Lembaga Manajemen Kolektif Nasional (LMKN) baru-baru ini mengungkapkan fakta mengejutkan mengenai royalti digital yang belum diklaim. Mereka mencatat dana mencapai Rp24 miliar berasal dari puluhan ribu lagu yang tidak memiliki pencipta terdaftar di Lembaga Manajemen Kolektif (LMK).
Data ini disampaikan dalam Rapat Badan Legislasi DPR RI yang membahas Harmonisasi RUU Hak Cipta di Jakarta. Komisioner LMKN, Ahmad Ali Fahmi, menegaskan pentingnya perlindungan hak ekonomi para pencipta lagu. Menurutnya, banyak pencipta lagu yang hak-haknya masih belum terlindungi. "Kita baru dapat informasi royalti yang belum diklaim Rp24 miliar di digital," kata Ali.

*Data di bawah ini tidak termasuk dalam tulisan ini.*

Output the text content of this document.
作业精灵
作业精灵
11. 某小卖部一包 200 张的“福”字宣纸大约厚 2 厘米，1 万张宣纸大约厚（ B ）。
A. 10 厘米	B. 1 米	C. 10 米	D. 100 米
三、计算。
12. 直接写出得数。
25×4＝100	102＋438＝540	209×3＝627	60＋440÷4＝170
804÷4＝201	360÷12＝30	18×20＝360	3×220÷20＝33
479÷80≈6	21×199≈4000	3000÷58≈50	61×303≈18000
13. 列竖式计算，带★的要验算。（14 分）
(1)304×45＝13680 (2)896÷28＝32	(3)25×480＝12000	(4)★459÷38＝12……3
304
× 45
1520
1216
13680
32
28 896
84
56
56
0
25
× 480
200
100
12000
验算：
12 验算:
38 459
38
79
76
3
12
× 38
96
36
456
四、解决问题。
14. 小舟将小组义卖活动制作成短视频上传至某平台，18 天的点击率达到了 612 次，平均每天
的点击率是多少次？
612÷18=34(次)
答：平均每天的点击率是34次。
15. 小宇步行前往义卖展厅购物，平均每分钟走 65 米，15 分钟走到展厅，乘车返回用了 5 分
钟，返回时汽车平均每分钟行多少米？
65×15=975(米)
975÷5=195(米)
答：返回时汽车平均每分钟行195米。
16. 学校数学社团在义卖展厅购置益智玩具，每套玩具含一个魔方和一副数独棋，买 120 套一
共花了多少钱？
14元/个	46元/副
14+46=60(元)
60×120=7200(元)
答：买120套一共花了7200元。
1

Regulasi Baru untuk Royalti Lagu yang Tidak Terklaim
Ali Fahmi juga menjelaskan bahwa banyak lagu yang tidak memiliki klaim adalah karya lama. Salah satunya adalah lagu tradisional seperti “Cublek-Cublek Suweng.” Lagu-lagu ini muncul royaltinya karena penggunaan yang terus berlanjut. Pengelolaan dana royalti tak bertuan kini memiliki dasar hukum melalui Permenkumham Nomor 27 Tahun 2025.
Dalam regulasi ini, terdapat beberapa ketentuan yang harus dipatuhi oleh LMKN. Pertama, LMKN wajib mengumumkan lagu-lagu yang penciptanya belum terdaftar. Kedua, dana royalti harus disimpan maksimal selama dua tahun. Ketiga, dana tersebut akan diserahkan jika pencipta lagu akhirnya ditemukan. "Kalau memang nanti ada orangnya, dia bisa klaim," tambah Ali Fahmi.
Ia menegaskan bahwa dana yang tidak bisa diklaim tidak boleh digunakan untuk kepentingan lain. Dana tersebut hanya dapat dimanfaatkan untuk mendukung program pemberdayaan musik. Namun, batas penggunaan maksimal adalah 8 persen.
Ribuan Musisi Independen Belum Masuk Database Platform Musik Digital
Ali Fahmi juga mengangkat isu perlindungan hak cipta di era digital. Ia mencatat banyak musisi independen yang masih kesulitan mengklaim royalti dan hak ekonomi. Hal ini disebabkan oleh ketidak terdaftarannya mereka di LMK dan tidak adanya kerja sama dengan label besar. "Ribuan orang ini tidak bisa mengklaim lagunya karena praktik bisnis di lapangan," ujarnya.
Ali mengungkapkan bahwa platform musik digital lebih mengutamakan entitas besar, seperti label yang telah lama eksis. "Label-label ini menguasai jutaan database lagu," katanya. Potensi royalti yang tidak dapat diklaim dapat mencapai puluhan hingga ratusan miliar rupiah per tahun. Hal ini jika dihitung dari seluruh platform digital yang ada.
Sebagai solusi, LMKN mengusulkan pembentukan badan atau LMK khusus untuk menangani hak ekonomi. Badan ini diharapkan dapat mengatasi karya yang tidak dijangkau oleh UU Hak Cipta. Usulan ini dianggap lebih efektif daripada memasukkan pengaturan baru dalam revisi UU Hak Cipta. "Kami mau usulkan bahwa harus ada badan atau LMK tersendiri untuk mengurusi hak ekonomi," tutup Ali Fahmi.
Perkembangan ini menunjukkan bahwa banyak karya yang berpotensi memberikan royalti belum sepenuhnya terlindungi. Upaya untuk menciptakan regulasi yang lebih baik dan memberikan perlindungan kepada pencipta lagu harus menjadi fokus utama. Dengan langkah-langkah yang tepat, diharapkan hak ekonomi para pencipta lagu dapat terlindungi dan dikelola dengan baik di era digital ini.